Au centre-ville, les hommes sont les hommes… On se brouille. On se réconcilie. On minaude. On se jalouse. On se flatte. On tripote. On intrigue. On consomme. On calomnie. C’est dans la logique des choses. On dupe admirablement. Mais on fera toujours fond sur le pouvoir. L’argent. Le travail. Et la politique. Telle est la réalité. Avec des mots. De simples outils. Tantôt armes, tantôt boucliers.
En fait, l’avenue Habib Bourguiba, chevaucheur de mythes, grand fabriquant des grenades intellectuelles tout au long de son histoire, entend encore se situer au cœur des convoitises, des désirs, des attraits et des polémiques des élites tunisiennes.

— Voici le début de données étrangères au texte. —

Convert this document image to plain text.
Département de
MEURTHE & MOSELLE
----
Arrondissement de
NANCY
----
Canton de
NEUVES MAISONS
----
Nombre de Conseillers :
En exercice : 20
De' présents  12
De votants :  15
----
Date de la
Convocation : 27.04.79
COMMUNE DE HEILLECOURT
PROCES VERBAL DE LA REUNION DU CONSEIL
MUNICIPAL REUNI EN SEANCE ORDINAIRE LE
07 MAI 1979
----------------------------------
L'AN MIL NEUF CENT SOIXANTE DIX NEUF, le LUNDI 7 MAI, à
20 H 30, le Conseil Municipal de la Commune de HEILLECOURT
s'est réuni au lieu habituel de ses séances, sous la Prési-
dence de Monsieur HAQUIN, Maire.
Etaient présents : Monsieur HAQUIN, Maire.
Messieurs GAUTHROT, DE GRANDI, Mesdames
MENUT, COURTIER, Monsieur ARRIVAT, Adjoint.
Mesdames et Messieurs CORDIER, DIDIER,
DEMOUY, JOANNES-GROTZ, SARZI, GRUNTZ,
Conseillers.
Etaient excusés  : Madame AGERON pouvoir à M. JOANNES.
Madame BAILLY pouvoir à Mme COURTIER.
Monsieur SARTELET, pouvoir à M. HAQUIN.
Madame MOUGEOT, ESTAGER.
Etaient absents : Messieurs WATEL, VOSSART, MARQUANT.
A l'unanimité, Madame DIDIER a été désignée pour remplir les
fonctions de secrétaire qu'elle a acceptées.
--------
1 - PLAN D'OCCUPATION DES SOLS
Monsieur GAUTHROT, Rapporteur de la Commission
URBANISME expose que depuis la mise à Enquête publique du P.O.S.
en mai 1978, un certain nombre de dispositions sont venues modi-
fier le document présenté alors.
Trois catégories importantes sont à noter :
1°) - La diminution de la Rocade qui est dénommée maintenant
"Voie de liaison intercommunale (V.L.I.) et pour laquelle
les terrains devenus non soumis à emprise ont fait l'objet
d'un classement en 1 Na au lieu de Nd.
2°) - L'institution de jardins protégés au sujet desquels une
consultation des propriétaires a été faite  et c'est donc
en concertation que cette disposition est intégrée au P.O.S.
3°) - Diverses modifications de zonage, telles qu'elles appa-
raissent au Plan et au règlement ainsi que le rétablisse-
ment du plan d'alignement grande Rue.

Fidèle au sang versé sur son pavé. Depuis des décennies.
A l’image de la Femme fatale, insaisissable et retords, ce grand boulevard, haut lieu de l’autorité et de son alter égo, abritant les geôles du ministère de l’Intérieur et les cafés des éternels pourfendeurs de la police politique, sera toujours l’objet de toutes les tentations. De tous les appétits. Des hommes de pouvoir. De l’opposition. Des marginaux. Des lésés. Et de tous les laissés-pour-compte de la croissance.
C’est finalement l’Avenue des libertés, de la presse, des fleuristes, des foires d’empoigne, des retrouvailles, des artistes, des jouissances, des rencontres furtives et des veillés nocturnes. Malgré ses dates sanglantes. Ses ferveurs. Son chant partisan. Fils de la sagesse. De la volonté. De la force. Du courage.